Re: Plaster repair in non-visual locations
Prep the broken edges and exposed lath with bonding agent, and fill the voids with basecoat plaster like structolite.
Patching plaster from the big box store is pure gypsum (plaster of paris) and has a host of shortcomings that recommend against it. Brittle; won't bond to old plaster; no working time. The original white coat plaster in old houses is primarily lime with a small portion of PoP added as a hardener. That's why lime plaster has a longer working open time and bonds to the basecoat.

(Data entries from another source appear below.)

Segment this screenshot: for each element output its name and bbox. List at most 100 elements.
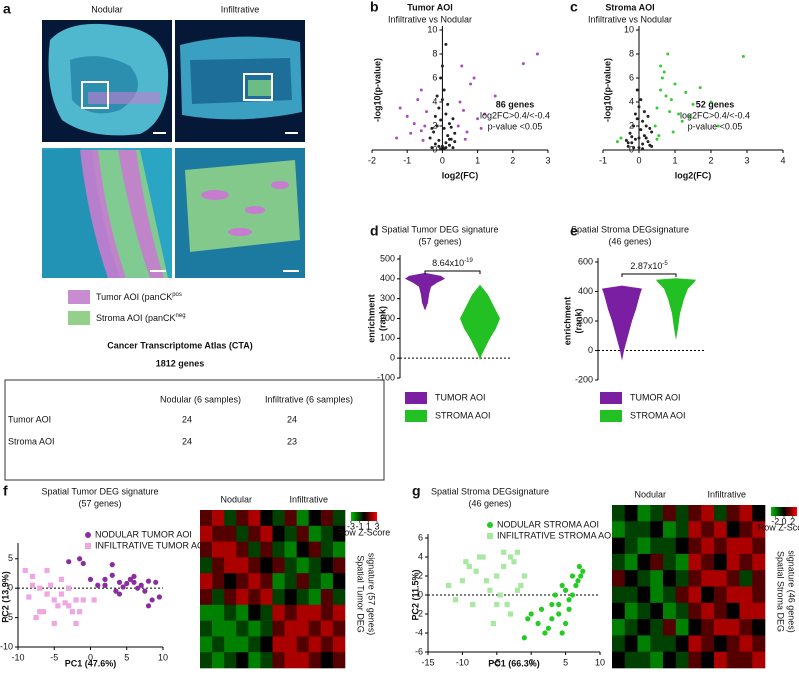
heat-cell	[650, 602, 664, 620]
y-tick-label: 0	[629, 144, 634, 154]
heat-cell	[739, 553, 753, 571]
point	[641, 147, 645, 151]
heat-cell	[284, 573, 297, 590]
point	[446, 134, 450, 138]
point	[425, 110, 429, 114]
heat-cell	[663, 619, 677, 636]
p-value-text: 8.64x10	[432, 258, 464, 268]
x-tick-label: 3	[744, 155, 749, 165]
point	[463, 559, 469, 565]
heat-cell	[296, 620, 310, 637]
tumor-aoi	[80, 150, 126, 278]
tissue	[190, 58, 292, 104]
heat-cell	[714, 651, 728, 669]
chart-title: Spatial Stroma DEGsignature	[431, 486, 549, 496]
heat-cell	[224, 510, 237, 527]
legend-label: INFILTRATIVE TUMOR AOI	[95, 540, 207, 550]
point	[51, 597, 57, 603]
heat-cell	[284, 604, 297, 621]
point	[673, 82, 677, 86]
heat-cell	[332, 525, 346, 542]
legend-swatch	[405, 392, 427, 404]
point	[483, 112, 487, 116]
table-cell: 24	[287, 414, 297, 424]
y-axis-label: enrichment	[366, 294, 376, 343]
heat-cell	[688, 619, 702, 636]
heat-cell	[675, 521, 689, 538]
point	[26, 594, 32, 600]
y-tick-label: 100	[380, 333, 395, 343]
y-tick-label: 600	[578, 256, 593, 266]
heat-cell	[212, 620, 225, 637]
point	[95, 582, 101, 588]
point	[642, 134, 646, 138]
heat-cell	[637, 553, 651, 571]
heat-cell	[739, 505, 753, 522]
point	[447, 122, 451, 126]
legend-swatch	[405, 410, 427, 422]
point	[624, 138, 628, 142]
heat-cell	[624, 521, 638, 538]
heat-cell	[739, 619, 753, 636]
heat-cell	[624, 586, 638, 604]
p-value-text: 2.87x10	[630, 261, 662, 271]
point	[127, 576, 133, 582]
point	[507, 611, 514, 617]
heat-cell	[248, 541, 261, 558]
point	[641, 142, 645, 146]
heat-cell	[688, 602, 702, 620]
heat-cell	[739, 586, 753, 604]
point	[419, 129, 423, 133]
x-tick-label: 5	[124, 652, 129, 662]
y-axis-label: PC2 (13.9%)	[0, 571, 10, 623]
point	[131, 573, 137, 580]
x-tick-label: 10	[595, 657, 605, 667]
point	[37, 609, 43, 615]
point	[444, 141, 448, 145]
p-value: 2.87x10-5	[630, 261, 668, 272]
heat-cell	[650, 537, 664, 555]
zoom-box	[81, 81, 109, 109]
heat-cell	[701, 505, 715, 522]
heat-cell	[236, 620, 249, 637]
heat-cell	[200, 557, 213, 574]
legend-label: NODULAR STROMA AOI	[497, 519, 599, 529]
point	[615, 140, 619, 144]
point	[666, 52, 670, 56]
point	[37, 585, 43, 591]
point	[650, 144, 654, 148]
heat-cell	[663, 602, 677, 620]
heat-cell	[200, 620, 213, 637]
y-tick-label: 2	[432, 120, 437, 130]
heat-cell	[308, 525, 322, 542]
point	[653, 124, 657, 128]
heat-cell	[284, 510, 297, 527]
y-axis-label: -log10(p-value)	[602, 58, 612, 122]
point	[563, 620, 569, 627]
heat-cell	[688, 651, 702, 669]
panel-label: c	[570, 0, 578, 15]
point	[44, 591, 50, 597]
point	[430, 146, 434, 150]
point	[535, 52, 539, 56]
heat-cell	[296, 510, 310, 527]
violin-half	[460, 284, 480, 361]
heat-cell	[624, 505, 638, 522]
point	[669, 98, 673, 102]
point	[639, 128, 643, 132]
point	[435, 94, 439, 98]
colorbar-tick-label: -3	[347, 521, 355, 531]
heat-cell	[675, 602, 689, 620]
heat-cell	[296, 573, 310, 590]
heat-cell	[650, 505, 664, 522]
point	[521, 573, 527, 579]
point	[662, 70, 666, 74]
heat-cell	[752, 619, 766, 636]
panel-label: g	[412, 483, 421, 499]
point	[545, 625, 552, 631]
heat-cell	[714, 619, 728, 636]
annotation: log2FC>0.4/<-0.4	[480, 110, 550, 120]
x-tick-label: -10	[456, 657, 469, 667]
point	[444, 42, 448, 46]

The best thing for a homeowner to fix small cracks with is Durabond 45, a setting-type drywall compound that is mixed from a powder; it sets and dries faster than ordinary mud, but the "45" means it has at least 45 minutes of open time at normal temperatures. It has additives (a glue) which help it bond better to all substrates, is moisture-resistant when cured, (great around showers and tubs). It cures very hard and is not sandable, but it can be scra=ped off to level as needed, and top-coated with the sandable type (Easysand ) or ordinary green-lid wallboard compound for a durable repair. If you want to go deluxe, use bonding agent and fiberglass mesh tape on the cracks and the results are even longer-lasting, unless the cracks are still moving.
Remove not the ancient landmark, which your fathers have set.